I don't consider a once per 4 Turns option (due to mana) really comparble so casting cost-reduction (at least 50% better be at least 70% for perma-casting) mandatory for me to have a mage-based strategy work soundly. Impulsive and Sweep works multiple times in one season/gameturn or even battle and reliably so. Sure frying an whole army can be a game changer. But without the ability to do it at least once a turn its hard to base a whole game on. Less so than melee at least (excluding silly stuff like maul). And that should be the bar imo.

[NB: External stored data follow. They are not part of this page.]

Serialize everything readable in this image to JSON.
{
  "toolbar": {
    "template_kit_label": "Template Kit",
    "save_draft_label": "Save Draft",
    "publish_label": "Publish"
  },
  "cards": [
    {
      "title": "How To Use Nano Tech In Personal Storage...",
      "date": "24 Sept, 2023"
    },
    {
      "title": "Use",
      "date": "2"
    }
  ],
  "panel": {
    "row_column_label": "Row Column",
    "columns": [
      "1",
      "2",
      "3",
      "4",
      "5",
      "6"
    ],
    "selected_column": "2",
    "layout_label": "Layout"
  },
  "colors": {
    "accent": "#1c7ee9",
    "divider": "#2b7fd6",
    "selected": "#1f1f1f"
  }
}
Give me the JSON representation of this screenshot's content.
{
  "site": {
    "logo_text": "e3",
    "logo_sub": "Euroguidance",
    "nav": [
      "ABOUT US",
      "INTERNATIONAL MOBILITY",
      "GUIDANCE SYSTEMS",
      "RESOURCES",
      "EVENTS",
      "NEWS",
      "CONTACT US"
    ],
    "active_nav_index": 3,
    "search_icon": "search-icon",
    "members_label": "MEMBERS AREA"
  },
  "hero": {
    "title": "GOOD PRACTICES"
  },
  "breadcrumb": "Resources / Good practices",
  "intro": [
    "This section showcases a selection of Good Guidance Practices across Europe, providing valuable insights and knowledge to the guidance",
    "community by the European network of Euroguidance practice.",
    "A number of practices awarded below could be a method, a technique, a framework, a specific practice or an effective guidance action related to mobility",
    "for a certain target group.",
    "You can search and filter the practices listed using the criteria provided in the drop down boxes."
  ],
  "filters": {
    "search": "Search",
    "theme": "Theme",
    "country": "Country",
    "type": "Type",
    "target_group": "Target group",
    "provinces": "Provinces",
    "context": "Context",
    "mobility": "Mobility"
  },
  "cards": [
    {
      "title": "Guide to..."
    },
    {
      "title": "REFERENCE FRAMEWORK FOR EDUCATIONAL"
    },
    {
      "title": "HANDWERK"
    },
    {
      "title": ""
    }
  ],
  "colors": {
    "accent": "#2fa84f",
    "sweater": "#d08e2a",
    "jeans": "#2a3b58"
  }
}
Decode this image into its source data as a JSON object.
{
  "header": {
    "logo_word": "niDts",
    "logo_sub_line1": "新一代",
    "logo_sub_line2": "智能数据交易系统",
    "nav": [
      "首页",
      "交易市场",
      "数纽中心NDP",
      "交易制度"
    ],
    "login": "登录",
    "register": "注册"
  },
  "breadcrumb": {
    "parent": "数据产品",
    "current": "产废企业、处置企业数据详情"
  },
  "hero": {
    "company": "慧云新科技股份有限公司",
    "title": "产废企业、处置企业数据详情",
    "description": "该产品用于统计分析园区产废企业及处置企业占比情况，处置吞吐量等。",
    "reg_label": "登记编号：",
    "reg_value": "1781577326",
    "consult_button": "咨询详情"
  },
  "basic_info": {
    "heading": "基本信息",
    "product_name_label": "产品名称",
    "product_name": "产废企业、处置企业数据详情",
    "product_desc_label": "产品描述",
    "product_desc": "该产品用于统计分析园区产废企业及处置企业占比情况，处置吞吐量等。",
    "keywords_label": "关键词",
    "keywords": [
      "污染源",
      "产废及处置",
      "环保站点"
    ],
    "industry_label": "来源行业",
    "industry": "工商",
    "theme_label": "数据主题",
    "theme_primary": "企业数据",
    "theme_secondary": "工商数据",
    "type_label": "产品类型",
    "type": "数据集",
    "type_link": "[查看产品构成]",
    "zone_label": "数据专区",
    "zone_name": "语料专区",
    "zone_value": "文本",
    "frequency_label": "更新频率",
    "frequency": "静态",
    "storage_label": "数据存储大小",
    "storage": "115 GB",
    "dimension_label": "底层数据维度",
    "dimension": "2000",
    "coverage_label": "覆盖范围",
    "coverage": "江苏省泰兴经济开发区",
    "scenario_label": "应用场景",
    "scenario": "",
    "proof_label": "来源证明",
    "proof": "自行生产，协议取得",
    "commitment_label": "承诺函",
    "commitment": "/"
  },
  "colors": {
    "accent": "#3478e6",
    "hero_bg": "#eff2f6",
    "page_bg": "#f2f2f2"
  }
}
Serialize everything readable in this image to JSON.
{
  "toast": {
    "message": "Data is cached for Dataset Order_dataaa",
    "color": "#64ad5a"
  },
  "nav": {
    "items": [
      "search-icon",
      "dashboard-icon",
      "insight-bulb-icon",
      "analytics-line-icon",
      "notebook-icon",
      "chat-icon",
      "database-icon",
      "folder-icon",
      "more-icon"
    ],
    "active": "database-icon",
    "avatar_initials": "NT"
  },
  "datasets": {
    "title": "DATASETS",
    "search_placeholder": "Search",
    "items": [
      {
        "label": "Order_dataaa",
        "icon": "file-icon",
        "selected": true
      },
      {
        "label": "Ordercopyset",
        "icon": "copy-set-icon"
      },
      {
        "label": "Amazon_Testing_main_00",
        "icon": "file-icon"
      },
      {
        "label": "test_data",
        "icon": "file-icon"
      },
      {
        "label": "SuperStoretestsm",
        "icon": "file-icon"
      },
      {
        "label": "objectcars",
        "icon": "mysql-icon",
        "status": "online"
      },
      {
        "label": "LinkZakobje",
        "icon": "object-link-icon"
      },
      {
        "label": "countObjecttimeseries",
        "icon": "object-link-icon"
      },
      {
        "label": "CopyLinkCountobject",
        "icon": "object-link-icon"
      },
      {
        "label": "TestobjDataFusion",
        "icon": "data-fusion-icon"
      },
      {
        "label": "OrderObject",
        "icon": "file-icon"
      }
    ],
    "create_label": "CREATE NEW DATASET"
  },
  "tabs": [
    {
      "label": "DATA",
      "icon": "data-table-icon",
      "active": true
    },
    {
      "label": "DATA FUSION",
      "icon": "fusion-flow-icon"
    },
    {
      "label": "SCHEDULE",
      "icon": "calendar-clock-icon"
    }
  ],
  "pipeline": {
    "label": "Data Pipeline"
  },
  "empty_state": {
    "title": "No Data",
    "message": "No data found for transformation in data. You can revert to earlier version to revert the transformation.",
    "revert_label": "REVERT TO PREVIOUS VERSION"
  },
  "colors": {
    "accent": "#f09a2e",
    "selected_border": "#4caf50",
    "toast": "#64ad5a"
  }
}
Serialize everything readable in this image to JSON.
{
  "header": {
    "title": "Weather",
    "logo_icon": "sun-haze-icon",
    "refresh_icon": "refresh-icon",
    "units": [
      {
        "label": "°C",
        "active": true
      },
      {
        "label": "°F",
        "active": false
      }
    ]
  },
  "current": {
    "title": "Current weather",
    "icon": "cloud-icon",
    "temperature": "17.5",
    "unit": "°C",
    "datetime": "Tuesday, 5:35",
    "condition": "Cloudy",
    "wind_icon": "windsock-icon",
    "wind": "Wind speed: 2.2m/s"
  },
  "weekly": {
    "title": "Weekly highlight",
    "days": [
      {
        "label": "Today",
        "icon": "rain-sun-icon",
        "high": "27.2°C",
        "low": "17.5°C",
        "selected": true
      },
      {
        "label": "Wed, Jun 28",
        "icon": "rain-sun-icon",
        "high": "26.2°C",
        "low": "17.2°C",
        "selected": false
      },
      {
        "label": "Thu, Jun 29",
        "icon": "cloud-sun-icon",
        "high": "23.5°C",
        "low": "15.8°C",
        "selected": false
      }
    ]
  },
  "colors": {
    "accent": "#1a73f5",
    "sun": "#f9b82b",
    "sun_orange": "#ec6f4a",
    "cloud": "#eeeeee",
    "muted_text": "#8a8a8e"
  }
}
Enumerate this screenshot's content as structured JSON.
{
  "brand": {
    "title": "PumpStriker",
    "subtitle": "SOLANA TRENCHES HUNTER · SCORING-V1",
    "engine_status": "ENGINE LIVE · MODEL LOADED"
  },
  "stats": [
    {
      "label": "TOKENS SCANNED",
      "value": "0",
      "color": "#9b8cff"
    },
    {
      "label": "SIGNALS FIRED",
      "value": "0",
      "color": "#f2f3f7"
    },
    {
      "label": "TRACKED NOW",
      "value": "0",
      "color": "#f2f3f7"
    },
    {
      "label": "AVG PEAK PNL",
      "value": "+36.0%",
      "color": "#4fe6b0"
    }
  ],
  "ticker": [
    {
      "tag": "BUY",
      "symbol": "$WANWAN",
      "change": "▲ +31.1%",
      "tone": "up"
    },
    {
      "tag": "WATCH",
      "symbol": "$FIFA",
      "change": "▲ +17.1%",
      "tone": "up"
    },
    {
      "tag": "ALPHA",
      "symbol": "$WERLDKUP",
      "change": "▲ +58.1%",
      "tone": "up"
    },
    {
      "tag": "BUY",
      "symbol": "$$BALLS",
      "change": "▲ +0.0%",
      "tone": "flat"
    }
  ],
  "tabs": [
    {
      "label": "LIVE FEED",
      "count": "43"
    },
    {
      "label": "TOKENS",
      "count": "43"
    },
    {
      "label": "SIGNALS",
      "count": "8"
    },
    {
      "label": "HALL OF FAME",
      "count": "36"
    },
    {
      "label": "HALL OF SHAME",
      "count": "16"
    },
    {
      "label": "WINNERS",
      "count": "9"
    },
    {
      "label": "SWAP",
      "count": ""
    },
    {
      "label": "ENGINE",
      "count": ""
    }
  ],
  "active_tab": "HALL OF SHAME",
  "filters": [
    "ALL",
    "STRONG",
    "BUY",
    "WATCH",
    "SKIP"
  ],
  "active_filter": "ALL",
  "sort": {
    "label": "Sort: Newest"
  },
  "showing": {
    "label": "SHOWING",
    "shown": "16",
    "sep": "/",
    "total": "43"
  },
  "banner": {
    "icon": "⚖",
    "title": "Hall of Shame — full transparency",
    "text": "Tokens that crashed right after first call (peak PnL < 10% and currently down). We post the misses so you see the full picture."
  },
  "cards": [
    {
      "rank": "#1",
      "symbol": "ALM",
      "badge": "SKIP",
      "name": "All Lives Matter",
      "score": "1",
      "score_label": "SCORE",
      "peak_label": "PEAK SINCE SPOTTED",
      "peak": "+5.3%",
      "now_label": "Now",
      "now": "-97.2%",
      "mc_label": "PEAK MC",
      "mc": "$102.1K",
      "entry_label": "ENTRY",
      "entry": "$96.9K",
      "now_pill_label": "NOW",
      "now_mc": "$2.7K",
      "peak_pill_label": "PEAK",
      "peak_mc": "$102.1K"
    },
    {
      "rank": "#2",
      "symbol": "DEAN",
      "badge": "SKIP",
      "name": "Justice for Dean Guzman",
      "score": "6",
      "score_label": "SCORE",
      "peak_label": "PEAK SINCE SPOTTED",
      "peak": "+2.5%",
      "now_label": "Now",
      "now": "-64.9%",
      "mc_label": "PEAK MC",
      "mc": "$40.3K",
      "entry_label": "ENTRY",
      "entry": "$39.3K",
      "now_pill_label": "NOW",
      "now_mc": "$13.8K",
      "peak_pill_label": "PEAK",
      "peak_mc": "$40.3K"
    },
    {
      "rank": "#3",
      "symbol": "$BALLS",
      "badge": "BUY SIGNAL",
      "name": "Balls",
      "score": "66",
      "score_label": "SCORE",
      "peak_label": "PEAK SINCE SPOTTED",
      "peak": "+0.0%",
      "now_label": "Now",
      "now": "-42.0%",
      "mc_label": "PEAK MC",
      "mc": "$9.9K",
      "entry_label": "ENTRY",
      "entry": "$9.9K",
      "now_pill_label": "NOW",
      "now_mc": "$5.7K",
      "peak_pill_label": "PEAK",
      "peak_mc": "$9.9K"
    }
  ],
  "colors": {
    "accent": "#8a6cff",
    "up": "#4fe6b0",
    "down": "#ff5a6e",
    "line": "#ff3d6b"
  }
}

Getting a Hero into position in Round 1 with impulsive is also not hard (since you can do take 1 Move use focus (or other buff/s of simmilar effect like growth, giant form ect.), take 2nd Move sweep Army dead) and getting move-boosting stuff is also rather easy.

Reply #7 Top

You seem to be misinterpreting the thrust of my complaint - I don't care about strong magic, I LIKE strong magic - my problem is specifically with the power of initiative. Barring situations where you grossly out-tech and out-level someone, one turn fights should never happen (much less when fighting against enemies with _superior_ basic troops to what I could field).

The combination of initiative and what SHOULD be multi-turn spells that are aoe and inflict multiplied damage against multi-figure units is devastatingly powerful, hence my complaint.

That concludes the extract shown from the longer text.